Le lendemain, pour plus de sécurité, le colonel de Coulanges faisait procéder au désarmement de la population.

3 commentaires:

Anonyme a dit…

bravo pour cette nouvelle page d'histoire
et
bravo pour ta réplique moldave sur mon Blog:
http://rachedelgreco.blogspirit.com/archive/2007/02/06/que-veulent-les-usa.html#c1434010

@++

Anonyme a dit…

"Les Kroumirs ne s'étaient pas révélés dans ce combat des ennemis bien redoutables. Ils étaient environ dix fois plus nombreux que nos troupes et avaient une position très forte. De plus les compagnies du 59ème étaient restées un certain temps sans cartouches, ayant épuisé leur provision.

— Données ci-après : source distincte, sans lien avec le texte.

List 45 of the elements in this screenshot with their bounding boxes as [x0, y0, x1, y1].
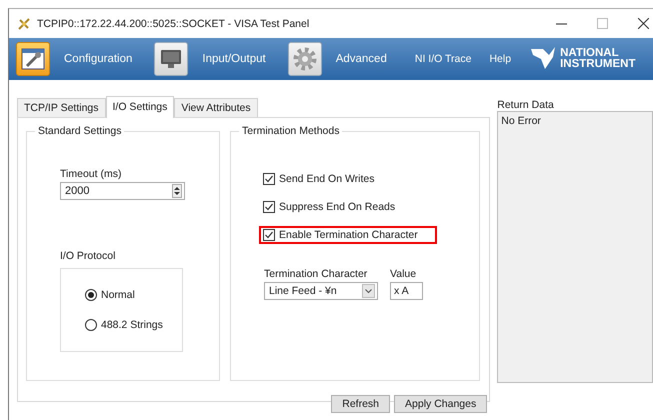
app-icon [17, 16, 31, 30]
logo-text: NATIONAL [560, 48, 620, 59]
radio-label[interactable]: Normal [101, 289, 135, 301]
spinner-arrows-icon[interactable] [172, 184, 182, 198]
toolbar-label[interactable]: Advanced [336, 53, 387, 65]
radio-button[interactable] [85, 289, 97, 301]
toolbar-link[interactable]: Help [489, 53, 512, 65]
monitor-icon [159, 48, 184, 70]
field-label: Termination Character [264, 268, 368, 280]
field-label: I/O Protocol [60, 250, 116, 262]
checkbox-label[interactable]: Send End On Writes [279, 173, 375, 185]
logo-text: INSTRUMENT [560, 59, 636, 70]
field-label: Value [390, 268, 418, 280]
termination-character-dropdown[interactable]: Line Feed - ¥n [264, 282, 378, 300]
checkbox[interactable] [263, 229, 275, 241]
tab[interactable]: TCP/IP Settings [17, 98, 106, 117]
action-button[interactable]: Apply Changes [394, 395, 488, 413]
chevron-down-icon[interactable] [362, 284, 375, 298]
value-field[interactable]: x A [390, 282, 423, 300]
eagle-logo-icon [531, 47, 558, 71]
radio-label[interactable]: 488.2 Strings [101, 319, 163, 331]
timeout-field[interactable]: 2000 [60, 182, 185, 200]
toolbar-label[interactable]: Input/Output [202, 53, 266, 65]
checkbox-label[interactable]: Enable Termination Character [279, 229, 418, 241]
toolbar-label[interactable]: Configuration [64, 53, 132, 65]
toolbar-link[interactable]: NI I/O Trace [414, 53, 472, 65]
toolbar-tile[interactable] [16, 42, 50, 76]
checkbox-label[interactable]: Suppress End On Reads [279, 201, 396, 213]
checkbox[interactable] [263, 173, 275, 185]
group-title: Termination Methods [239, 125, 342, 137]
action-button[interactable]: Refresh [331, 395, 390, 413]
tab[interactable]: View Attributes [174, 98, 258, 117]
toolbar-tile[interactable] [154, 42, 188, 76]
gear-icon [292, 46, 318, 72]
field-label: Timeout (ms) [60, 168, 122, 180]
close-icon[interactable] [638, 18, 649, 29]
return-data-text: No Error [501, 115, 541, 127]
return-data-label: Return Data [497, 99, 555, 111]
radio-button[interactable] [85, 319, 97, 331]
group-title: Standard Settings [35, 125, 124, 137]
tab[interactable]: I/O Settings [106, 96, 174, 118]
settings-window-icon [21, 48, 45, 70]
checkbox[interactable] [263, 201, 275, 213]
window-title: TCPIP0::172.22.44.200::5025::SOCKET - VISA Test Panel [37, 18, 310, 30]
toolbar-tile[interactable] [288, 42, 322, 76]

Malgré ces avantages; nous m'avions perdu, qu'une douzaine d'hommes après neuf heures de fusillade.
Cela ne ressemblait pas assurément aux anciennes guerres d'Afrique, et, tout belliqueux qu'ils pussent être, les rebelles tunisiens n'étaient pas à comparer aux soldats d'Abd-el-Kader."

Plus tard il fera le constat que plus on va vers l'est et moins il y a de résistance . Que les gens du sahel sont très attachés à leurs terres et que par conséquent pas très disposés pour le combat . On l'est toujours apparemment attaché à nos terres et nos biens, toujours aussi cons . Il dira que la ville qui offrit le plus de résistance fut la ville de sfax et le sud en géneral . Peut-être que les liens maritimes leur permettaient de recevoir des armes de l'egypte . Sinon je remarque que comme pour les conquêtes anglaises se sont toujours les soldats locaux qui sont utilisés pour faire la basse besogne qui consiste à se battre contre leurs frères de race et de religion pour servir les intérêts du blanc de l'époque . Plus tard se sont des tunisiens et des algériens qui se battront au maroc et ainsi de suite jusqu'a la guerre d'indochine . El hassilou, j'ai toujours envie de dire qu'on est des moins que rien parce qu'apparemment ça n'est pas finit on le retrouve ce scénario en irak avec la servilité dont font preuve certain irakien . On le retrouve aussi sur cette blogosphère avec un paquet de zouave au service de l'oncle sam et tonton anatole .
Rien n'a vraiment changé, nous sommes toujours aussi impuissants .

Téméraire a dit…

@ElGréco: Merci pour votre passage, mon plaisir est de partager l'information que je trouve intéréssante et non vulgarisée

@ouhayed loubya : De toute façon, l'histoire se répéte toujours à quelques détails près.

Je te rejoint au niveau de ton commentaire et j'ajoute qu'il faut tenir compte que le texte a été écrit par un auteur français à une époque très récente des événements, et il n'avait aucun intérêt à montrer l'héroisme des Tunisiens.
D'autres événements vont suivre et qui vont montrer vraiment la combattivité farouche de plusieurs tribus.

Si on remonte plus dans l'histoire on constatera que les tribus bebéres ont été pacifiques à la limite de la soumission, sauf dans les cas ou ils arrivent à constituer un royaume indépendant (Syphax, massinissa, Jugurtha).
Donc, ce n'est pas étonnant que ces tribus s'inclinent vers la neutralité et acceptent le nouverau envahisseur comme ils l'ont toujours fait.